彼が世界中から注目を浴びるきっかけとなったのは、2016年にBBCヤング・ミュージシャン・オブ・ザ・イヤーで、黒人ミュージシャンとして史上初めて優勝を飾ったことでした。
さらに、イギリスのハリー王子とメーガン妃のロイヤル・ウェディングでの御前演奏が世界中に生中継され、その瑞々しく情熱的な演奏は一晩にして何億人もの心を掴みました。
彼の演奏の魅力は、若い世代ならではのダイナミックで圧倒的な生命力にあります。
音楽が生き生きと脈打っており、聴いているこちらまでエネルギーが湧いてくるような瑞々しさがあります。

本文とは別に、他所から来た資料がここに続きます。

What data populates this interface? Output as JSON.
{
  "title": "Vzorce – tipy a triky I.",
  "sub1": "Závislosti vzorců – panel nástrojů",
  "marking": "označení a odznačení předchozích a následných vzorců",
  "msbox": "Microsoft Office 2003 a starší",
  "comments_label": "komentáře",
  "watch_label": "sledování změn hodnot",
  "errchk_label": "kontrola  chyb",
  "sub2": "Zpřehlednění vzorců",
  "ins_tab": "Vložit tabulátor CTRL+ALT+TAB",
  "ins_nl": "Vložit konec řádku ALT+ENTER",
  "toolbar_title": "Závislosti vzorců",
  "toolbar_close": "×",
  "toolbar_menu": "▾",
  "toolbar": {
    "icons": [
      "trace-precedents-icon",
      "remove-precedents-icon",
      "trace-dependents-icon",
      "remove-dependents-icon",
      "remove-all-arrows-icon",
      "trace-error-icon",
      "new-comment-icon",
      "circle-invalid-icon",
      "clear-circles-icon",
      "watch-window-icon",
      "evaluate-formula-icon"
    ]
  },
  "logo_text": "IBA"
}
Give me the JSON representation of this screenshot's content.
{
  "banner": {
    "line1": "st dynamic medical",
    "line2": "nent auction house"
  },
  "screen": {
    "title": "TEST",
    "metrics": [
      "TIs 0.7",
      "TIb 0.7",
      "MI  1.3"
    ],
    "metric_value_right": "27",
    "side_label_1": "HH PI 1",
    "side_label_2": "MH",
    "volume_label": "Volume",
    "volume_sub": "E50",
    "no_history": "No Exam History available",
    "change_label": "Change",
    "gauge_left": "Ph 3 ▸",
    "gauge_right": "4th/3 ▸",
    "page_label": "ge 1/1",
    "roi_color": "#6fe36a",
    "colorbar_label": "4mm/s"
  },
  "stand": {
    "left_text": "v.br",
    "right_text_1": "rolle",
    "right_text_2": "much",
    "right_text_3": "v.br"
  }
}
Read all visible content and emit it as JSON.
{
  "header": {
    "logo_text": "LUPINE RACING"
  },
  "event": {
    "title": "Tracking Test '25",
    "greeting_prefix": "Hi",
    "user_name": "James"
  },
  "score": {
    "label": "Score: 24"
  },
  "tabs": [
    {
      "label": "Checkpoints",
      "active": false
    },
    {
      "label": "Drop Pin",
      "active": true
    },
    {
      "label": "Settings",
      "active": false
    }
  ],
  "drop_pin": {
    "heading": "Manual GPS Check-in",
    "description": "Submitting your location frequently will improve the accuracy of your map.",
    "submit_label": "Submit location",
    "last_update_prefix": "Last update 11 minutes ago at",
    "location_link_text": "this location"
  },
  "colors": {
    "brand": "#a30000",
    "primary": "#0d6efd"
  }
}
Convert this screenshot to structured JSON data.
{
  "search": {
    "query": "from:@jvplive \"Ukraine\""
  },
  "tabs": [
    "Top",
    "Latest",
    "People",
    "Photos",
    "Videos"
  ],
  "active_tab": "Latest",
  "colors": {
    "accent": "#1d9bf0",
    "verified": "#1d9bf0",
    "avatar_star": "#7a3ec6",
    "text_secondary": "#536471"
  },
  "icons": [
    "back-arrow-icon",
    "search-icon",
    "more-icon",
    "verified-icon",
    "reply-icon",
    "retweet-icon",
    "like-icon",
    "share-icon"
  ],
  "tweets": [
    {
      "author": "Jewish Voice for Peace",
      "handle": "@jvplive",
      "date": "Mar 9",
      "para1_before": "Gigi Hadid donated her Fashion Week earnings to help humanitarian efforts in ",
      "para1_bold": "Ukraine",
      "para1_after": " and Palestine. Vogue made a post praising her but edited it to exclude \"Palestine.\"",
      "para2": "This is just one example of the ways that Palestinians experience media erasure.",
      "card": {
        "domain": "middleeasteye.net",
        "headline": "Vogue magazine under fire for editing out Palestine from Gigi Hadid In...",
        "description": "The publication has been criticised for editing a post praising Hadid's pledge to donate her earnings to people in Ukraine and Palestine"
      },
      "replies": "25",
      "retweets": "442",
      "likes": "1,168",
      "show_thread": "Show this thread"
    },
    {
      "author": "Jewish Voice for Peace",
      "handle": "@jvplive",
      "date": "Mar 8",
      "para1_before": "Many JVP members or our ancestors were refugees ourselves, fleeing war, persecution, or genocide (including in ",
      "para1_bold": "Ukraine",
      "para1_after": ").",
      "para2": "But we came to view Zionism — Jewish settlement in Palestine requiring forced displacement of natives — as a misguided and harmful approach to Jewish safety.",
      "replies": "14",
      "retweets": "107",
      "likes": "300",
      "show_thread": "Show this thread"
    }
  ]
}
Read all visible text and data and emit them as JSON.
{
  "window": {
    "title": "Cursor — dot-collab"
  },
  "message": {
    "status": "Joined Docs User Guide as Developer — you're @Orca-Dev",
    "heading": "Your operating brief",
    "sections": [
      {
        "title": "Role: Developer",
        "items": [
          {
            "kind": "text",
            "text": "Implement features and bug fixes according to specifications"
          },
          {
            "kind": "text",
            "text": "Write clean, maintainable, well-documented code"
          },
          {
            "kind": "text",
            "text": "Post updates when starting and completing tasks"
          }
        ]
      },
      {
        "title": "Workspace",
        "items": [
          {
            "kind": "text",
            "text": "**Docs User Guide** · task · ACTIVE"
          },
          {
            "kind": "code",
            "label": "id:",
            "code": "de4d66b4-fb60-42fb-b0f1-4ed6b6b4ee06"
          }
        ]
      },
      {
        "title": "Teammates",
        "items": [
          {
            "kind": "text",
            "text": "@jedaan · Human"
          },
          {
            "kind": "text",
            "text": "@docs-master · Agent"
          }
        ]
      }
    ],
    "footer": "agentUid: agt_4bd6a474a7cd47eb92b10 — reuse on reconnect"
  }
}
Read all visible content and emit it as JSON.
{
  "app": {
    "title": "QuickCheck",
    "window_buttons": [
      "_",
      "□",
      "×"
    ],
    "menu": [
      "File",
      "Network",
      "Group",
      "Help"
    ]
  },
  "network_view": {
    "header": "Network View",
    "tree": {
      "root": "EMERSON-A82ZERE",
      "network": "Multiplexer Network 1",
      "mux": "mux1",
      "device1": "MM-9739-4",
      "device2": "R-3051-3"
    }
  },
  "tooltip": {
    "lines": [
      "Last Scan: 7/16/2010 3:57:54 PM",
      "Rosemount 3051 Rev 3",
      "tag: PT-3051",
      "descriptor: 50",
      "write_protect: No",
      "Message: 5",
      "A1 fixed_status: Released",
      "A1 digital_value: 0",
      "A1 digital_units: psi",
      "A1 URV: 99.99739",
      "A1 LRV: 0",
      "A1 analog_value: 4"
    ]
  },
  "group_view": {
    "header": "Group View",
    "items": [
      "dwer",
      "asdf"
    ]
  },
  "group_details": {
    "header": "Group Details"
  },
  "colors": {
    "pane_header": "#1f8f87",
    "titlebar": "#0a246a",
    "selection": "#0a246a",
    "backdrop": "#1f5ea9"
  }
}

また、彼もクラシックの伝統的な名曲(エルガーの協奏曲など)で見事な深みを見せる一方で、
レゲエの神様ボブ・マーリーの楽曲をチェロアンサンブルにアレンジしてカバーするなど、自身のルーツを大切にしたモダンな活動を繰り広げています。
近年ではロンドンのロイヤル・アルバート・ホールやシドニー・オペラハウスといった、世界最高峰のステージでの単独・音楽祭ツアーを次々と成功させており、名実ともにトップチェリストとしての地位を確立しました。
これからの数十年、チェロ界の主役であり続けることは間違いありません。
結び:あなただけのお気に入りの「音」を見つけよう
いかがでしたでしょうか?一言に「現代最高のチェリスト」と言っても、そのアプローチや奏でる音色は驚くほど多様です。
- 世界を繋ぐ平和の象徴のようなヨーヨー・マ
- 魂の叫びを聴かせるマイスキー
- 洗練されたエレガンスを体現するカピュソン
- 伝統のガット弦で深い精神性を追求するイッサーリス
- 新時代の風を吹き込むカネー=メイソン。
彼らの演奏は、音楽配信サービスやYouTubeなどでも手軽に聴くことができます。
例えば、同じ「バッハの無伴奏チェロ組曲第1番の前奏曲(プレリュード)」という超有名曲を、この5人の演奏で聴き比べてみてください。弓が弦を擦るスピード、ビブラートの濃淡、フレーズの歌わせ方……驚くほど全く違う表情が見えてくるはずです。
その違いの中に、あなたの心にぴったりとフィットする「運命の音」が隠されているかもしれません。ぜひ、彼らの素晴らしい名演の世界に浸ってみてくださいね!
以上、ご参考になれば幸いです。